Where did I go wrong?

It's because the document object you get back from mongoose doesn't access the properties directly. It uses the prototype chain hence hasOwnProperty returning false (I am simplifying this greatly).

You can do one of two things: use toObject() to convert it to a plain object and then your checks will work as is:

var userPOJO = User.toObject();
if ( !(userPOJO.hasOwnProperty('local') && userPOJO.local.hasOwnProperty('password')) ) {...}

OR you can just check for values directly:

if ( !(User.local && User.local.password) ) {...}

Since neither properties can have a falsy value it should work for testing if they are populated.
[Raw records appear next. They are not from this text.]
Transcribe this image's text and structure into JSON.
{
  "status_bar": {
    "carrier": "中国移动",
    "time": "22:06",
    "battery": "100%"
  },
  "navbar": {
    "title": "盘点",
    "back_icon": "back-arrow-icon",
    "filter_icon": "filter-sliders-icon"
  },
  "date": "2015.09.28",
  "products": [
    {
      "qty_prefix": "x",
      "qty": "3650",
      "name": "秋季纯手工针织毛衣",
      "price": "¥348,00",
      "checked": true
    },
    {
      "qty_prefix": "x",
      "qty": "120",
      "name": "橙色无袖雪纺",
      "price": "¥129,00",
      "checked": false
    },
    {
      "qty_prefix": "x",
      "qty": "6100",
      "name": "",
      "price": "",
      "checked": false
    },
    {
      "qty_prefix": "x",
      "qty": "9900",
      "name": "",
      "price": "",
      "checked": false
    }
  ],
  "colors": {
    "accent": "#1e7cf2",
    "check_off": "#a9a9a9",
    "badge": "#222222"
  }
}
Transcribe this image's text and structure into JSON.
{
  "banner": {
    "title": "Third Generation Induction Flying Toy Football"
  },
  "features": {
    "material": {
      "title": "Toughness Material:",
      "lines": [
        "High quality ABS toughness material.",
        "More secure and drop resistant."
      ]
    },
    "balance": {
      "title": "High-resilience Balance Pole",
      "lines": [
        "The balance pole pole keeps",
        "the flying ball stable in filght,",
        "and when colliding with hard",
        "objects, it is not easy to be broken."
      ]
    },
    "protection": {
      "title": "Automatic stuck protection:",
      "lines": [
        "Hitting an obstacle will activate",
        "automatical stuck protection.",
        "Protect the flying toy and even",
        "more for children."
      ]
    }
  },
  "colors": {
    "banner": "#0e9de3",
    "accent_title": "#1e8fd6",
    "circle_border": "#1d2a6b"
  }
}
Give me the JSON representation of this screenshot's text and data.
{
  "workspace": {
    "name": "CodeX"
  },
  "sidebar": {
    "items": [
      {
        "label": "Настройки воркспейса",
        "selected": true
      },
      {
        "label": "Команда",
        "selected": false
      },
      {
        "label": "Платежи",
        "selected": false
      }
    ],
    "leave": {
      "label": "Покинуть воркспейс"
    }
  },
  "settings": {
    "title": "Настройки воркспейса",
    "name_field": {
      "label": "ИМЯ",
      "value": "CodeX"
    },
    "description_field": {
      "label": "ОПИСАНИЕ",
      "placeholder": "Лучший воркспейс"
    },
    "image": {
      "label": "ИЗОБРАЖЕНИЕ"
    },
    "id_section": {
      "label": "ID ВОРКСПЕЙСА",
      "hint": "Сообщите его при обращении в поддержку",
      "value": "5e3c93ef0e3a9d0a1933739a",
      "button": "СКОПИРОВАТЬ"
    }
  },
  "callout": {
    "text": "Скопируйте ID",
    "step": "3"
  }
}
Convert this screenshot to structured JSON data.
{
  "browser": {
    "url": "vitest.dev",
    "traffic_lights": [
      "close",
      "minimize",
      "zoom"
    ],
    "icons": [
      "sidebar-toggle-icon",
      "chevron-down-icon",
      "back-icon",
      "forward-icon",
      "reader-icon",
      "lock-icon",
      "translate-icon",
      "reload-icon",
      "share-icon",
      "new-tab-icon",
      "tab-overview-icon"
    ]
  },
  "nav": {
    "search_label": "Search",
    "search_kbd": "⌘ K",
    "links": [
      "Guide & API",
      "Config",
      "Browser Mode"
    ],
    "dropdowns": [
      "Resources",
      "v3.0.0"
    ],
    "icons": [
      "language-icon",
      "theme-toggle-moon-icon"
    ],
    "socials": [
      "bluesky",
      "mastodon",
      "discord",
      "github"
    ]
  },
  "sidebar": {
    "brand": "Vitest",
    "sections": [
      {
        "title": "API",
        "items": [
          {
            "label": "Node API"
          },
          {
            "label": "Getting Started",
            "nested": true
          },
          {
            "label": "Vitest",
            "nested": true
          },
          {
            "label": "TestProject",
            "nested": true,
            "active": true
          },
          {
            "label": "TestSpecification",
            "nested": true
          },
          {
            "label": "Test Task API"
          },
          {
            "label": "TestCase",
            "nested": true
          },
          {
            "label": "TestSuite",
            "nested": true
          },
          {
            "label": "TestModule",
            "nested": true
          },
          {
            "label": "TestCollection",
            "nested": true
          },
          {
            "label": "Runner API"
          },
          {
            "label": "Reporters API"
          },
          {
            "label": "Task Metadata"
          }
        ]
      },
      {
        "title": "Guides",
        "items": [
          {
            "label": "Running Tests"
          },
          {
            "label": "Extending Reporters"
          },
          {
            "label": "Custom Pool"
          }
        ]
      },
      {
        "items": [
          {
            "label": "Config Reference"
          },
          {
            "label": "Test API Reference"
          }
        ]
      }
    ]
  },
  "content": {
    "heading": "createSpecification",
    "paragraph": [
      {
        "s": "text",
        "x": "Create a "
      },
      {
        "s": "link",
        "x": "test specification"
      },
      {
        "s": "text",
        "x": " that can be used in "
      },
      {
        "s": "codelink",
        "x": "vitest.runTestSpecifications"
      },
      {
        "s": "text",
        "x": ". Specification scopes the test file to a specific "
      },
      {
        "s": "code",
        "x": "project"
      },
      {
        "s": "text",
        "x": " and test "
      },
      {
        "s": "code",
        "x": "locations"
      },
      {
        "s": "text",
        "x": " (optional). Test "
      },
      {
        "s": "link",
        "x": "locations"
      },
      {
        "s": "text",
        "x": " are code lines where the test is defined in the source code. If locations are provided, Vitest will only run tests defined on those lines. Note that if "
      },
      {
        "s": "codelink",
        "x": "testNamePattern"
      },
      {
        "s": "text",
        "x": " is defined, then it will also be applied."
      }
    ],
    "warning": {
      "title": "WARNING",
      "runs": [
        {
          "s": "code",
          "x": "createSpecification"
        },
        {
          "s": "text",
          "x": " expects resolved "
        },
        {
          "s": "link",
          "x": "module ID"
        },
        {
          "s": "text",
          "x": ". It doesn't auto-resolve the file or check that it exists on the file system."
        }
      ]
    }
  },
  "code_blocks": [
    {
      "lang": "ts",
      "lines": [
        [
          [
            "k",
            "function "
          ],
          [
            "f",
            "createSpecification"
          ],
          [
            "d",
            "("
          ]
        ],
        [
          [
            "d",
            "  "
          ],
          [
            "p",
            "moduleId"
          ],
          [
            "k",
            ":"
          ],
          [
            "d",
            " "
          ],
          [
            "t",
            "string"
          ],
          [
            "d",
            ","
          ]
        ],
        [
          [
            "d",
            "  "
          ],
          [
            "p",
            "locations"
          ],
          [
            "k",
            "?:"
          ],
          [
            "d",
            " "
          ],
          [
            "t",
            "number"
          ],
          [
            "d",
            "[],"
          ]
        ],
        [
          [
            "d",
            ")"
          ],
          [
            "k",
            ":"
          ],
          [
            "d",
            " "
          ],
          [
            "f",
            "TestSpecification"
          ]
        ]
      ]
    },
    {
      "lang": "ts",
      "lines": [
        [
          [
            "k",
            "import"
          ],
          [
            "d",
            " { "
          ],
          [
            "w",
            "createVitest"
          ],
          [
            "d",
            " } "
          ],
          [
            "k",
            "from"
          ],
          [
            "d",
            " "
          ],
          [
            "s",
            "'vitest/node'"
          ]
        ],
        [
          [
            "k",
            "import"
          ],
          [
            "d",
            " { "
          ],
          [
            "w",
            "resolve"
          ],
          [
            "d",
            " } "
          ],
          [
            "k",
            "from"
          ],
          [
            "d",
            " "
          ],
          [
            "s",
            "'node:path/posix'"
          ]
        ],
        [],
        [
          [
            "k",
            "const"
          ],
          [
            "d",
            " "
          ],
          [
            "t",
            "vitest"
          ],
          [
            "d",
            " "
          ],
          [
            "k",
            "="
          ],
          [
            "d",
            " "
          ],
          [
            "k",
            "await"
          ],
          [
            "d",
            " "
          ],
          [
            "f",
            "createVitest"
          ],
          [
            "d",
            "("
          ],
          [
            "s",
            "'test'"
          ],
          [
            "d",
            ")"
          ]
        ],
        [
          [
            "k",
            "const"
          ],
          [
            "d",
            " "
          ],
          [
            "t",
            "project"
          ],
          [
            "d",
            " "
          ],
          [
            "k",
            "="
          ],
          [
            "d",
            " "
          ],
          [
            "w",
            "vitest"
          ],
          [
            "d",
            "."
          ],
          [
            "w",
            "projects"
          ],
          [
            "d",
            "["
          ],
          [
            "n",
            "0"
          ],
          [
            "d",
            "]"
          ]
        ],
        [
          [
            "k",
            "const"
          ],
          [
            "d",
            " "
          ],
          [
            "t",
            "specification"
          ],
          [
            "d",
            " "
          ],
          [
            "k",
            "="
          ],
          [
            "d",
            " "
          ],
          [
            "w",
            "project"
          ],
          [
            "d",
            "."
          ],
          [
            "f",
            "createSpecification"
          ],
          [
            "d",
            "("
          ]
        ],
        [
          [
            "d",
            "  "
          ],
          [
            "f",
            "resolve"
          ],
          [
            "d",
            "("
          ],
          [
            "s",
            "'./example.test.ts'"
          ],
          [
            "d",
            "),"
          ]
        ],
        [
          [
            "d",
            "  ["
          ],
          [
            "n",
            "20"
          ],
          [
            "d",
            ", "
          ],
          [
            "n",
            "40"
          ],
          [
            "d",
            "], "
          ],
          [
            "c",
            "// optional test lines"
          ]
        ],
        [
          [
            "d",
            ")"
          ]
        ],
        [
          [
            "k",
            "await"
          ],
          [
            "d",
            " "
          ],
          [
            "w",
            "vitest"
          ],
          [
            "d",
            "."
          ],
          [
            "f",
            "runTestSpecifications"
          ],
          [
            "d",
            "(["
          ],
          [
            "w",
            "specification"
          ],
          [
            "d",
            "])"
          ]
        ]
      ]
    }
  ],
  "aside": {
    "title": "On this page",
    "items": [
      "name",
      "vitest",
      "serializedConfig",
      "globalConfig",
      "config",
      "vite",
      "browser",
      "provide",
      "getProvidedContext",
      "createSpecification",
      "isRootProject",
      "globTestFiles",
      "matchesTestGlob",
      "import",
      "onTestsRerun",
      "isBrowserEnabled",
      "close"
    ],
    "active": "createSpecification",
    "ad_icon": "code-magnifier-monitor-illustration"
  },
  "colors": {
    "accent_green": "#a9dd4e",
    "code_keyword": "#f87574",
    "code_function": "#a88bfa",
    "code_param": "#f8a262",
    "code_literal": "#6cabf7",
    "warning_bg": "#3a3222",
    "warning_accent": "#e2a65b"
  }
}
EDIT: Another check I forgot to mention is to use Mongoose's built in get method:

if (!User.get('local.password')) {...}

If you only need the data and not the other Mongoose magic such as .save(), .remove() etc then the most simple way would be to use .lean():

user.findOne( { 'email' : email }, function( err, User ).lean()
            {
                if ( err )
                {
                    return done(err);
                }
                if ( !User )
                {
                    return done(null, false, { error : "User not found"});
                }
                if ( !User.hasOwnProperty('local') || !User.local.hasOwnProperty('password') )
                {
                    console.log("here: " + User.hasOwnProperty('local')); // Should now be "here: true"
                }
                if ( !User.validPass(password) )
                {
                    return done(null, false, { error : "Incorrect Password"});
                }
                return done(null, User);
            });

You can also detach the returned JSON from MongoDB Schema - JSONuser = JSON.parse(JSON.stringify(User)) - and then use JSONuser freely getting, changing or adding, any of its properties.